Learning Networks
Racism remains one of the largest stumbling blocks toward social inclusion, sustainable communities, and better opportunities for residents. Since 2008, CoLab has convened networks of leaders of color and other socially-marginalized groups to explore ways of addressing this and other impediments to a robust democracy. In each network, CoLab works to build collaboration between community organizations and labor unions, which hold important reserves of collective wealth of low-income people through pension funds, collective bargaining agreements and other assets. Examples of such networks include:
- 2013 Mel King Community Fellows, seventeen highly-respected labor and community organizing leaders from around the U.S. that together are exploring issues of labor/community partnerships and innovative approaches to organizing worker power.
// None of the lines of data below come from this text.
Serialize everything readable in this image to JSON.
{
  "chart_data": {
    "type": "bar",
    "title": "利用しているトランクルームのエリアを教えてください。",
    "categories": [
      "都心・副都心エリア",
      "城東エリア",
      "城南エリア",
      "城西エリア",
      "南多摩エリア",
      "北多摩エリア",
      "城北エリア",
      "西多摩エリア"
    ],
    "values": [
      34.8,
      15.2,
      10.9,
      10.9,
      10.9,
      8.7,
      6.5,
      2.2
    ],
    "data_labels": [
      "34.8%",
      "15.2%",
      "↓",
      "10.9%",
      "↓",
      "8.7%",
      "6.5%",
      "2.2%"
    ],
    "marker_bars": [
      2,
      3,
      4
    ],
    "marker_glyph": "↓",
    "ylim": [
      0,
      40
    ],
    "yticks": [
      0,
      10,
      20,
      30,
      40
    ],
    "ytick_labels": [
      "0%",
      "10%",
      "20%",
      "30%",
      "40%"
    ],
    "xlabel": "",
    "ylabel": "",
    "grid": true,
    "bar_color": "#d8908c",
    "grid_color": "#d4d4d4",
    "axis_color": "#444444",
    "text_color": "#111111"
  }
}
- Economic Democracy Working Group, Information forthcoming...
- Forum on Race and Democracy, ten national leaders and scholars from the civil rights, labor, community-building, and immigrant rights movements, who meet to explore and facilitate connections across their movements.
- Transforming Capitalism, a dynamic group including economists, innovative bankers, business leaders, and community activists co-convened with the Presencing Institute to examine the roots of the current financial crisis and explore more generative alternatives for organizing economies.
- URBAN, an effort to develop and support a multi-disciplinary network of scholars and practitioners committed to the use of community-based research for collaborative generation and testing of knowledge.